As far as whimsy goes, Bruce Robinson’s film adaptation of The Rum Diary succeeds intermittently, almost in spite of the film’s protracted duration. But while Depp and company — especially Giovanni Ribisi’s drunken mess of a character — provide some entertaining scenes, the narrative as a whole feels as incoherent as Moburg (Ribisi). Ultimately, the film’s disjointed narrative is too disorienting for us to take seriously its more sobering aims.
Paul Kemp (Depp) is a nomadic journalist looking to solidify his life when he arrives in the Caribbean to write for a second-rate newspaper. Everyone around Kemp seems a mess for one reason or another: his colleagues are laughably incompetent and regularly drunk; his fellow American expatriates living in Puerto Rico are pursuing illegal, greed-driven property gains; and he notices a beleaguered class of island people who are being defrauded so that egoistic elites like Sanderson can thrive. Yet, none of these three strands quite come together in any compelling way.
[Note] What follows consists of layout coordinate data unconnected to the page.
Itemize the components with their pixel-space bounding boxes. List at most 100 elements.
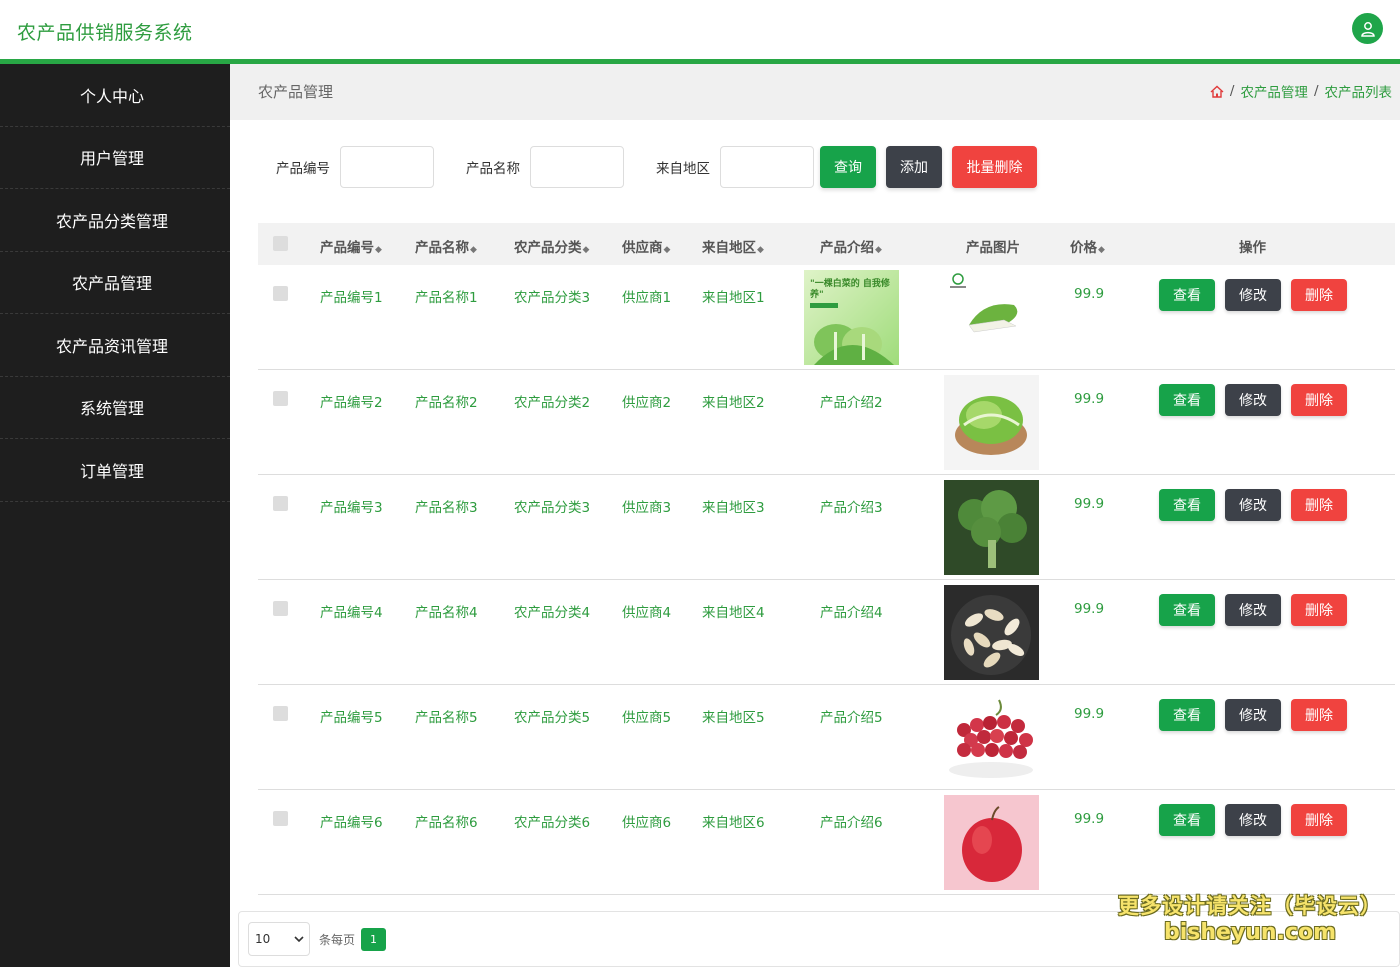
header-label: 产品名称 (415, 240, 469, 256)
edit-button[interactable]: 修改 (1225, 594, 1281, 626)
cell-name: 产品名称4 (415, 605, 478, 621)
cell-category: 农产品分类3 (514, 500, 591, 516)
page-number-button[interactable]: 1 (361, 928, 386, 951)
delete-button[interactable]: 删除 (1291, 699, 1347, 731)
breadcrumb-item-product-list: 农产品列表 (1324, 85, 1393, 101)
cell-category: 农产品分类5 (514, 710, 591, 726)
sidebar-item-label: 系统管理 (79, 399, 144, 419)
header-category[interactable]: 农产品分类◆ (514, 236, 589, 256)
view-button[interactable]: 查看 (1159, 489, 1215, 521)
product-name-input[interactable] (530, 146, 624, 188)
chevron-down-icon (294, 936, 304, 943)
edit-button[interactable]: 修改 (1225, 699, 1281, 731)
cell-price: 99.9 (1074, 811, 1105, 827)
delete-button[interactable]: 删除 (1291, 279, 1347, 311)
intro-image-cabbage-poster: "一棵白菜的 自我修养" (804, 270, 899, 365)
select-all-checkbox[interactable] (273, 236, 288, 251)
delete-button[interactable]: 删除 (1291, 594, 1347, 626)
sort-icon: ◆ (375, 245, 382, 255)
delete-button[interactable]: 删除 (1291, 489, 1347, 521)
page-title: 农产品管理 (258, 83, 334, 101)
page-size-value: 10 (255, 932, 271, 946)
row-checkbox[interactable] (273, 391, 288, 406)
cell-supplier: 供应商6 (622, 815, 672, 831)
breadcrumb-separator: / (1229, 83, 1235, 99)
cell-code: 产品编号1 (320, 290, 383, 306)
cell-name: 产品名称5 (415, 710, 478, 726)
cell-code: 产品编号4 (320, 605, 383, 621)
region-input[interactable] (720, 146, 814, 188)
user-avatar-button[interactable] (1352, 13, 1383, 44)
table-row: 产品编号2 产品名称2 农产品分类2 供应商2 来自地区2 产品介绍2 99.9… (258, 370, 1395, 475)
cell-price: 99.9 (1074, 601, 1105, 617)
edit-button[interactable]: 修改 (1225, 489, 1281, 521)
cell-category: 农产品分类2 (514, 395, 591, 411)
header-code[interactable]: 产品编号◆ (320, 236, 382, 256)
sort-icon: ◆ (875, 245, 882, 255)
sidebar-item-label: 农产品管理 (71, 274, 152, 294)
cell-intro: 产品介绍5 (820, 710, 883, 726)
sidebar-item-user-management[interactable]: 用户管理 (0, 127, 230, 189)
product-name-label: 产品名称 (466, 161, 520, 177)
home-icon[interactable] (1210, 85, 1224, 98)
product-code-input[interactable] (340, 146, 434, 188)
sort-icon: ◆ (582, 245, 590, 255)
sidebar-item-label: 用户管理 (79, 149, 144, 169)
header-label: 产品编号 (320, 240, 374, 256)
edit-button[interactable]: 修改 (1225, 279, 1281, 311)
row-checkbox[interactable] (273, 286, 288, 301)
sidebar-item-system-management[interactable]: 系统管理 (0, 377, 230, 439)
table-header: 产品编号◆ 产品名称◆ 农产品分类◆ 供应商◆ 来自地区◆ 产品介绍◆ 产品图片… (258, 223, 1395, 265)
row-checkbox[interactable] (273, 706, 288, 721)
cell-price: 99.9 (1074, 286, 1105, 302)
sort-icon: ◆ (1098, 245, 1105, 255)
header-region[interactable]: 来自地区◆ (702, 236, 764, 256)
header-name[interactable]: 产品名称◆ (415, 236, 477, 256)
edit-button[interactable]: 修改 (1225, 804, 1281, 836)
sidebar-item-personal-center[interactable]: 个人中心 (0, 64, 230, 127)
region-label: 来自地区 (656, 161, 710, 177)
row-checkbox[interactable] (273, 811, 288, 826)
cell-name: 产品名称3 (415, 500, 478, 516)
product-table: 产品编号◆ 产品名称◆ 农产品分类◆ 供应商◆ 来自地区◆ 产品介绍◆ 产品图片… (258, 223, 1395, 895)
view-button[interactable]: 查看 (1159, 804, 1215, 836)
view-button[interactable]: 查看 (1159, 384, 1215, 416)
page-size-select[interactable]: 10 (248, 922, 310, 956)
view-button[interactable]: 查看 (1159, 279, 1215, 311)
cell-code: 产品编号5 (320, 710, 383, 726)
header-supplier[interactable]: 供应商◆ (622, 236, 670, 256)
app-title: 农产品供销服务系统 (17, 22, 193, 44)
cell-supplier: 供应商1 (622, 290, 672, 306)
batch-delete-button[interactable]: 批量删除 (952, 146, 1037, 188)
product-image-lettuce (944, 375, 1039, 470)
sidebar-item-order-management[interactable]: 订单管理 (0, 439, 230, 502)
product-image-grapes (944, 690, 1039, 785)
query-button[interactable]: 查询 (820, 146, 876, 188)
breadcrumb-item-product-management[interactable]: 农产品管理 (1240, 81, 1308, 101)
add-button[interactable]: 添加 (886, 146, 942, 188)
table-row: 产品编号3 产品名称3 农产品分类3 供应商3 来自地区3 产品介绍3 99.9… (258, 475, 1395, 580)
watermark-line2: bisheyun.com (1163, 920, 1337, 945)
cell-price: 99.9 (1074, 496, 1105, 512)
delete-button[interactable]: 删除 (1291, 384, 1347, 416)
row-checkbox[interactable] (273, 601, 288, 616)
row-checkbox[interactable] (273, 496, 288, 511)
sidebar-item-news-management[interactable]: 农产品资讯管理 (0, 314, 230, 377)
delete-button[interactable]: 删除 (1291, 804, 1347, 836)
sidebar-item-category-management[interactable]: 农产品分类管理 (0, 189, 230, 252)
header-actions: 操作 (1239, 236, 1266, 256)
header-intro[interactable]: 产品介绍◆ (820, 236, 882, 256)
cell-intro: 产品介绍2 (820, 395, 883, 411)
header-price[interactable]: 价格◆ (1070, 236, 1105, 256)
cell-name: 产品名称1 (415, 290, 478, 306)
cell-supplier: 供应商2 (622, 395, 672, 411)
cell-name: 产品名称6 (415, 815, 478, 831)
sidebar-item-label: 农产品资讯管理 (55, 336, 168, 356)
view-button[interactable]: 查看 (1159, 699, 1215, 731)
breadcrumb: / 农产品管理 / 农产品列表 (1210, 81, 1392, 101)
view-button[interactable]: 查看 (1159, 594, 1215, 626)
header-label: 操作 (1239, 240, 1266, 256)
sidebar-item-product-management[interactable]: 农产品管理 (0, 252, 230, 314)
edit-button[interactable]: 修改 (1225, 384, 1281, 416)
watermark: 更多设计请关注（毕设云） bisheyun.com (1118, 890, 1382, 945)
Perhaps this is because they seem secondary to Kemp’s relatively inconsequential conundrum: a lusty desire for the mysterious and attractive Chenault (Amber Heard), who is the girlfriend of Sanderson (Aaron Eckhart), the leading American exploiter of the island. Sanderson has his eye on Kemp because he hopes that some postitve journalism will propel his shady business ambitions. But Kemp has his eye on Chenault from the time she catches him off-guard on a late-night swim. Much of the film centers on the sexual tension between the two wandering souls. Yet, because the nature of their flirtatious relationship is mostly a playful jaunt, the film, too, struggles to maintain any focused purpose, and the rest of Diary‘s narrative threads suffer the consequences.
The film seems almost desperate to say something profound about the American Dream as a veneer covering the reality of the perpetrated evils that are necessary for the Dream to exist. This desperation is nowhere more evident than in Diary‘s overtly scripted antagonists. Sanderson is mostly a bore, uninteresting because his greed and maniacal temperament are so obvious (though Eckhart does the best he can with what he has to work with), while the pack of Americans following his lead are borderline-caricature conservatives. Most detracting from the film’s more serious aims, however, is its protagonist. Kemp seems less concerned with betraying Sanderson’s interest in using his journalistic sway than he is with stealing his voluptuous girlfriend.
So when the seemingly never-ending film finally comes to a close — after all of the thrills, drinking, one-liners, and sexual tension have happened almost haphazardly — the supposed journalistic resolve that Kemp has to spend his life ensuring “the bastards got what was coming to them” feels empty and unaffecting. And it’s not just that the film doesn’t provoke concern through its narrative (it doesn’t), it’s also that we’re not even sure Kemp has the journalistic perception necessary to know who the “bastards” are. His seemingly urgent declaration is incongruous with the oft-distracted meandering that precedes it. Ultimately, Kemp’s supposed newfound purpose feels like more of a façade than the American Dream.
There’s too much rum involved in Kemp’s diary-recorded search for stability for us to take seriously any “voice” that he may have found.